Even a small amount of exercise can be useful for helping to reduce ADHD symptoms in adults, according to a study from the University of Georgia.
The researchers, led by study author Patrick O’Connor, asked 32 young men with elevated ADHD symptoms to cycle at a moderate intensity for 20 minutes on one day, then to sit and rest for 20 minutes as a control condition on another day.
Before and after the cycling or sitting activity, the participants were asked to perform a task that required them to focus. During the task, the researchers noted the participants’ leg movement, mood, attention, and self-reported motivation to perform the task, according to a media release from the University of Georgia.
The researchers note that the participants felt motivated to perform the task only after exercising. In addition, the participants felt less confused and fatigued, and instead felt more energetic. Also, their leg movements and performance on the task did not change after the exercise—rather, the exercise helped the young men feel better about doing the task, per the release.

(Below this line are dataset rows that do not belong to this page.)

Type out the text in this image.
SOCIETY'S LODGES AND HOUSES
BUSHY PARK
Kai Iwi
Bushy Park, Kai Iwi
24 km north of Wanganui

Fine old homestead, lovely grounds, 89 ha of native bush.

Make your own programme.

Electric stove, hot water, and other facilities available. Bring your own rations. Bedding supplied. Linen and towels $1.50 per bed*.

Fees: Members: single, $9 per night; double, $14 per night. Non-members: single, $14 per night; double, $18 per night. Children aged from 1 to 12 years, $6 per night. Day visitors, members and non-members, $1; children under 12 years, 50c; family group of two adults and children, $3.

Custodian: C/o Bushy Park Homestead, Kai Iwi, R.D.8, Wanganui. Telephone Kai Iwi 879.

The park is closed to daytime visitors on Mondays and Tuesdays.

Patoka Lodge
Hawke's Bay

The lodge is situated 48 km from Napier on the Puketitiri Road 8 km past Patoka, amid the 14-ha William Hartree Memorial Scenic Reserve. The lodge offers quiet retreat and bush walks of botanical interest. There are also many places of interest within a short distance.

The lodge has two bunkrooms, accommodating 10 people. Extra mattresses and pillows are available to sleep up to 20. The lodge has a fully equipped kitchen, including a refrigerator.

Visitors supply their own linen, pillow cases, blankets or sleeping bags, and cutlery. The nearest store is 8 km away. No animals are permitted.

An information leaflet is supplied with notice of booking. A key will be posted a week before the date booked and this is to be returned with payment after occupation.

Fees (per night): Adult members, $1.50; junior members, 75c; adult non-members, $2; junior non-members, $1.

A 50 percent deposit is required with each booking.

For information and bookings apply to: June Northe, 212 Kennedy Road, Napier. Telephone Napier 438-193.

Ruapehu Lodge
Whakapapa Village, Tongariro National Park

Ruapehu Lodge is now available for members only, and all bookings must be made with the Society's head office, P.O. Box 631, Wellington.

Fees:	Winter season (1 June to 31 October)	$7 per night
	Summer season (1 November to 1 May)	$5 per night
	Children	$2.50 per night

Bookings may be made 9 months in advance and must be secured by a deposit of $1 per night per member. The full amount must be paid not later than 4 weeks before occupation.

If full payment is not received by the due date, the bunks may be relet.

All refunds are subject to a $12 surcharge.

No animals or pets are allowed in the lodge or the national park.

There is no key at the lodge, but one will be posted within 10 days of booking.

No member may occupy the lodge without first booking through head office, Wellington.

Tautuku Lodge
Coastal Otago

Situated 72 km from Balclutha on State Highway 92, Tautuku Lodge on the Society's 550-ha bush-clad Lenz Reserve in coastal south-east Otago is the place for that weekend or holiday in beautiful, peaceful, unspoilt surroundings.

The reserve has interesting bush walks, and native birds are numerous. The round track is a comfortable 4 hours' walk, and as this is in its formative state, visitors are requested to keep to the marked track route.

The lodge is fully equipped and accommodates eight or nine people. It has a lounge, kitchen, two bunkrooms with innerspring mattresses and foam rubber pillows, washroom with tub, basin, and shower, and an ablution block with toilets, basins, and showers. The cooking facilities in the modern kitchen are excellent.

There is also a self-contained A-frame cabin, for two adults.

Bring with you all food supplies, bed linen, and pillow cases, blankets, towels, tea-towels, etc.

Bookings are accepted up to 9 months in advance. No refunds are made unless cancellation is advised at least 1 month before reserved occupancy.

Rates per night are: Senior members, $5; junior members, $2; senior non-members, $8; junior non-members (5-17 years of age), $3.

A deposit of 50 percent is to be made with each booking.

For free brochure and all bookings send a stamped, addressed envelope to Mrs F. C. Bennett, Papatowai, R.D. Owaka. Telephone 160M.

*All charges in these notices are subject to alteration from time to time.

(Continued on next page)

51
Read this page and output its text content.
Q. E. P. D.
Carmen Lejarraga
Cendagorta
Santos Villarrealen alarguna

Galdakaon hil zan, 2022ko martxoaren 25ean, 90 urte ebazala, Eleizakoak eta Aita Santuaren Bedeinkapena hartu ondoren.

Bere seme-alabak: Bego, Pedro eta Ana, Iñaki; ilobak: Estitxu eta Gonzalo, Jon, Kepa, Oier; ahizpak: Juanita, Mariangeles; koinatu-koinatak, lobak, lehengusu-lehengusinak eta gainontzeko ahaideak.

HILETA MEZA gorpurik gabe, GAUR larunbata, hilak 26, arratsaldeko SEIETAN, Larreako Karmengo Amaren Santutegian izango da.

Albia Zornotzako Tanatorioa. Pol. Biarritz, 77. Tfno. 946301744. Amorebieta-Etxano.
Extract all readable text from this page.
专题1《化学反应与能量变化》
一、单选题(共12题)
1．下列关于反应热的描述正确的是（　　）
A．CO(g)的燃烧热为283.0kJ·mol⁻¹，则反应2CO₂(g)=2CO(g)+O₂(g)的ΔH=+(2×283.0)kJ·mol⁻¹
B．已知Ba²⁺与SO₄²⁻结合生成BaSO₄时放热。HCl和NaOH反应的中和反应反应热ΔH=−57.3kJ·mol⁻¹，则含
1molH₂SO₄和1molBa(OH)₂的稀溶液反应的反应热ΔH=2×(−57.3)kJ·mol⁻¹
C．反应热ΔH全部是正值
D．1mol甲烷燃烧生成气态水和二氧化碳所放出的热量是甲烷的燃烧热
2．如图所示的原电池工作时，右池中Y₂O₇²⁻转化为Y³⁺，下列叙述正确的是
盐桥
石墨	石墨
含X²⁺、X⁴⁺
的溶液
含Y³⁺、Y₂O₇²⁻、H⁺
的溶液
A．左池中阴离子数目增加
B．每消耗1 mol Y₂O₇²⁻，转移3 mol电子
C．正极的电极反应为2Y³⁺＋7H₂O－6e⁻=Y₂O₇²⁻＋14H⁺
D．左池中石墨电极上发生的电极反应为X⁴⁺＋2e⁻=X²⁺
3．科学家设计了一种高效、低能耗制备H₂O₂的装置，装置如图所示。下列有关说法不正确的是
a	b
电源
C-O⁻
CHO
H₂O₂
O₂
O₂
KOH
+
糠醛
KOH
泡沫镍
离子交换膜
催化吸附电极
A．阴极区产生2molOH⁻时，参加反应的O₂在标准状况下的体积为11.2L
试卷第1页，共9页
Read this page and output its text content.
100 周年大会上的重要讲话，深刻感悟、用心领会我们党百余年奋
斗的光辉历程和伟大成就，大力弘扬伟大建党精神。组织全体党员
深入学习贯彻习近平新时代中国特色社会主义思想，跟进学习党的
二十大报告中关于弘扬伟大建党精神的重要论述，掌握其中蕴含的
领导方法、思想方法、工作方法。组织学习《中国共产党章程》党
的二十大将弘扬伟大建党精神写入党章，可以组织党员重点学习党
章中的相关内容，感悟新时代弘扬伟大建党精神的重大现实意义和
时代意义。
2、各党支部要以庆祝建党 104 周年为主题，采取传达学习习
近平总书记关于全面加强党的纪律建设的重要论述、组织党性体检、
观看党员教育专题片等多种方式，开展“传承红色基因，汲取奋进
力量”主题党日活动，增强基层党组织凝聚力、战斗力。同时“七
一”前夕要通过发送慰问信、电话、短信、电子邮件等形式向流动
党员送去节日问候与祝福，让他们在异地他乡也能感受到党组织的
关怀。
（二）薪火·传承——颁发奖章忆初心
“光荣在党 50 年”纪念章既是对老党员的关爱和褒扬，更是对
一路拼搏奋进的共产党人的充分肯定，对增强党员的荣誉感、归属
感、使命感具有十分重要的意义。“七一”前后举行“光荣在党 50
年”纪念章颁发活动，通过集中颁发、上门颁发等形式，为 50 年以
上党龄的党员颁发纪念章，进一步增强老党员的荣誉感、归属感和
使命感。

“The reduced feelings of confusion and increased motivation to perform a cognitive task suggest that other types of acute exercise also may benefit cognitive performance,” says study co-author Kathryn Fritz, a UGA doctoral student who completed the study as part of her master’s thesis, in the release.
“We speculate that a different mode or duration or intensity of exercise, other than a boring cycle ride in a sterile lab, may show larger cognitive effects for those suffering from ADHD symptoms,” she adds.
The study was published recently in the journal Medicine and Science in Sports and Exercise.